DNS Problems with internal services and DNS rebinding protection

Some DNS servers have a feature called DNS rebinding protection. This can prevent a particular type of security issue but can impact the ability to access your internal sevices, particularly those hosted behind a subnet router using private (RFC1918: 192.168.0.0/16, 10.0.0.0/8 and 172.16.0.0/12) IP addresses. Some DNS servers may also apply this policy to the Tailscale IP range (RFC6598: 100.64.0.0/10, sometimes called the CGNAT IP range).

This issue can affect home routers (e.g. Google Wifi), corporate DNS servers, and ISP DNS servers.

How does DNS rebinding protection work

DNS servers that have DNS rebinding protection enabled will block DNS responses that include a private IP address. On the public Internet, that does not cause any problems because public websites do not use private IP addresses. When accessing devices on your private network, this becomes an issue if the DNS names of those devices are visible to public DNS servers because sometimes those DNS responses will be blocked.

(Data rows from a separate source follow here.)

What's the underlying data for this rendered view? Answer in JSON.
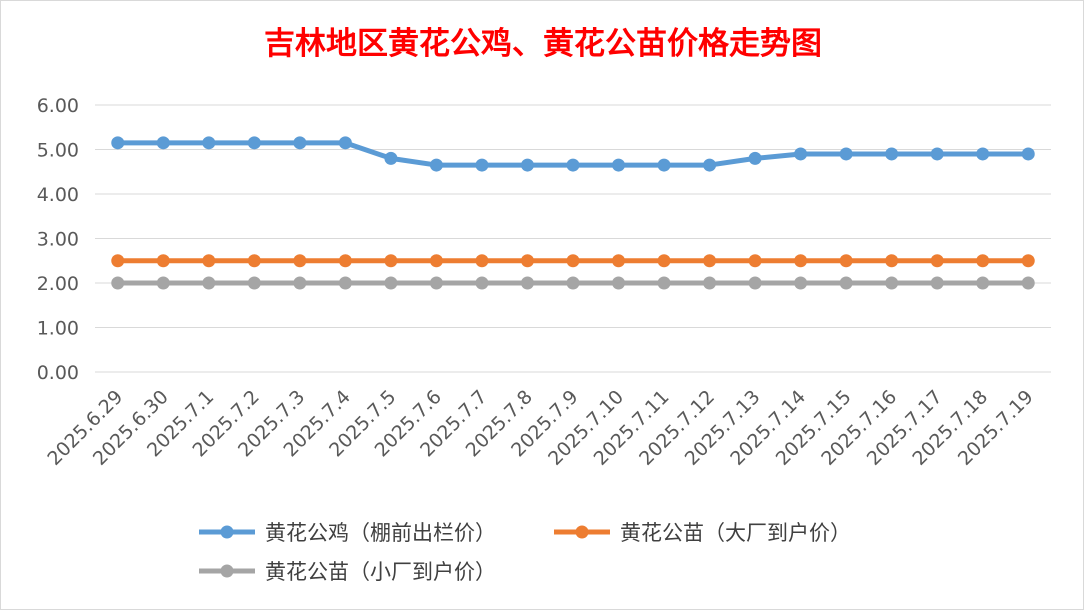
{
  "chart_data": {
    "type": "line",
    "title": "吉林地区黄花公鸡、黄花公苗价格走势图",
    "title_color": "#ff0000",
    "categories": [
      "2025.6.29",
      "2025.6.30",
      "2025.7.1",
      "2025.7.2",
      "2025.7.3",
      "2025.7.4",
      "2025.7.5",
      "2025.7.6",
      "2025.7.7",
      "2025.7.8",
      "2025.7.9",
      "2025.7.10",
      "2025.7.11",
      "2025.7.12",
      "2025.7.13",
      "2025.7.14",
      "2025.7.15",
      "2025.7.16",
      "2025.7.17",
      "2025.7.18",
      "2025.7.19"
    ],
    "yticks": [
      "0.00",
      "1.00",
      "2.00",
      "3.00",
      "4.00",
      "5.00",
      "6.00"
    ],
    "ylim": [
      0,
      6
    ],
    "grid": true,
    "legend_position": "bottom",
    "series": [
      {
        "name": "黄花公鸡（棚前出栏价）",
        "color": "#5b9bd5",
        "values": [
          5.15,
          5.15,
          5.15,
          5.15,
          5.15,
          5.15,
          4.8,
          4.65,
          4.65,
          4.65,
          4.65,
          4.65,
          4.65,
          4.65,
          4.8,
          4.9,
          4.9,
          4.9,
          4.9,
          4.9,
          4.9
        ]
      },
      {
        "name": "黄花公苗（大厂到户价）",
        "color": "#ed7d31",
        "values": [
          2.5,
          2.5,
          2.5,
          2.5,
          2.5,
          2.5,
          2.5,
          2.5,
          2.5,
          2.5,
          2.5,
          2.5,
          2.5,
          2.5,
          2.5,
          2.5,
          2.5,
          2.5,
          2.5,
          2.5,
          2.5
        ]
      },
      {
        "name": "黄花公苗（小厂到户价）",
        "color": "#a5a5a5",
        "values": [
          2.0,
          2.0,
          2.0,
          2.0,
          2.0,
          2.0,
          2.0,
          2.0,
          2.0,
          2.0,
          2.0,
          2.0,
          2.0,
          2.0,
          2.0,
          2.0,
          2.0,
          2.0,
          2.0,
          2.0,
          2.0
        ]
      }
    ]
  }
}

How does DNS rebinding protection affect Tailscale

When accessing internal services over Tailscale, it may be convenient to use DNS names. For example, imagine an internal dashboard located at dashboard.internal.example.com which uses an address of 10.0.0.1. 10.0.0.1 is a private IP address and can not be reached over the public Internet. If that IP address is shared with your tailnet using a subnet router, then members of your tailnet can easily access the dashboard using its name. Great!

Unfortunately, if someone on your tailnet tries to load dashboard.internal.example.com from their home, and their home router or ISP has DNS rebinding protection enabled, the internal dashboard will not be accessible.

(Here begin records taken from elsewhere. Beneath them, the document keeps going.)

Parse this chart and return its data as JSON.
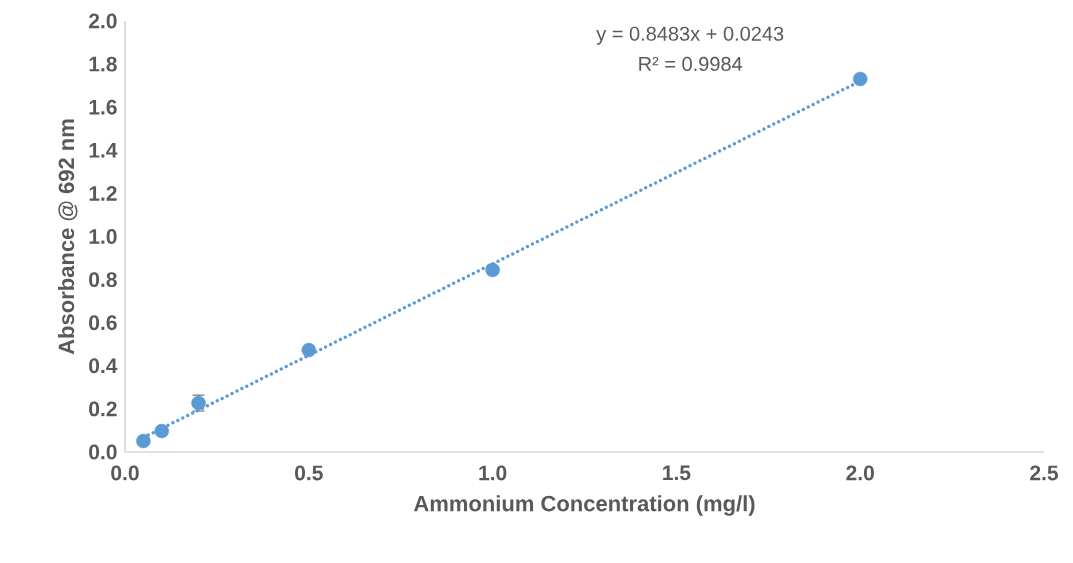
{
  "chart_data": {
    "type": "scatter",
    "xlabel": "Ammonium Concentration (mg/l)",
    "ylabel": "Absorbance @ 692 nm",
    "xlim": [
      0,
      2.5
    ],
    "xticks": [
      {
        "value": 0,
        "label": "0.0"
      },
      0.5,
      {
        "value": 1,
        "label": "1.0"
      },
      1.5,
      {
        "value": 2,
        "label": "2.0"
      },
      2.5
    ],
    "ylim": [
      0,
      2
    ],
    "yticks": [
      {
        "value": 0,
        "label": "0.0"
      },
      0.2,
      0.4,
      0.6,
      0.8,
      {
        "value": 1,
        "label": "1.0"
      },
      1.2,
      1.4,
      1.6,
      1.8,
      {
        "value": 2,
        "label": "2.0"
      }
    ],
    "grid": false,
    "marker": "circle",
    "annotations": [
      "y = 0.8483x + 0.0243",
      "R² = 0.9984"
    ],
    "series": [
      {
        "color": "#5b9bd5",
        "x": [
          0.05,
          0.1,
          0.2,
          0.5,
          1.0,
          2.0
        ],
        "values": [
          0.051,
          0.097,
          0.227,
          0.473,
          0.845,
          1.731
        ],
        "errors": [
          null,
          null,
          0.037,
          null,
          null,
          null
        ]
      },
      {
        "type": "line",
        "marker": "none",
        "color": "#5b9bd5",
        "line_style": "dotted",
        "x": [
          0.05,
          2.0
        ],
        "values": [
          0.067,
          1.721
        ]
      }
    ]
  }
}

MagicDNS is not affected by DNS rebinding protection, as it works entirely within the Tailscale client and no external DNS server is involved.

Workarounds to consider when using Tailscale

  1. Use the Tailscale DNS configuration to configure a restricted nameserver (also known as split DNS) to send DNS requests for just the domain name of your internal service to a DNS server you control.

    In the above example, configuring internal.example.com to use an internal DNS server (either directly on the tailnet with a 100.x.y.z address or through a subnet router with a 10.a.b.c address) could be a reasonable approach. This also makes it harder for someone to discover what names are in use within your network (which does not necessarily improve security, but is also unlikely to hurt security).

    If you do not want to host this domain on an internal DNS server, then you can configure internal.example.com to use a public DNS server, such as Google Public DNS, Cloudflare Public DNS, or Quad9.

  2. Configure the problematic DNS server to not perform DNS rebinding protection on the particular domain name (e.g. internal.example.com). You will have to consult your router or DNS server instructions to determine if you can exclude domain names from DNS rebinding protection.

  3. Disable DNS rebinding protection entirely. You will have to consult your router or DNS server instructions for the required steps.

  4. Reconfigure your computer to use a public DNS service that does not include DNS rebinding protection. For example, Google Public DNS, Cloudflare Public DNS or Quad9.

  5. Use the Tailscale DNS configuration with the ‘override local DNS’ option enabled to send all DNS queries (other than MagicDNS or domain names configured to use specific nameservers) to a public DNS service that does not include DNS rebinding protection. This is similar to the previous option but applies to the entire tailnet.

DNS rebinding protection is a security feature. Consider consulting with a person responsible for network security before completely disabling DNS rebinding protection. Options 1 and 2 are safer because they only remove the protection for specific domain names that you control.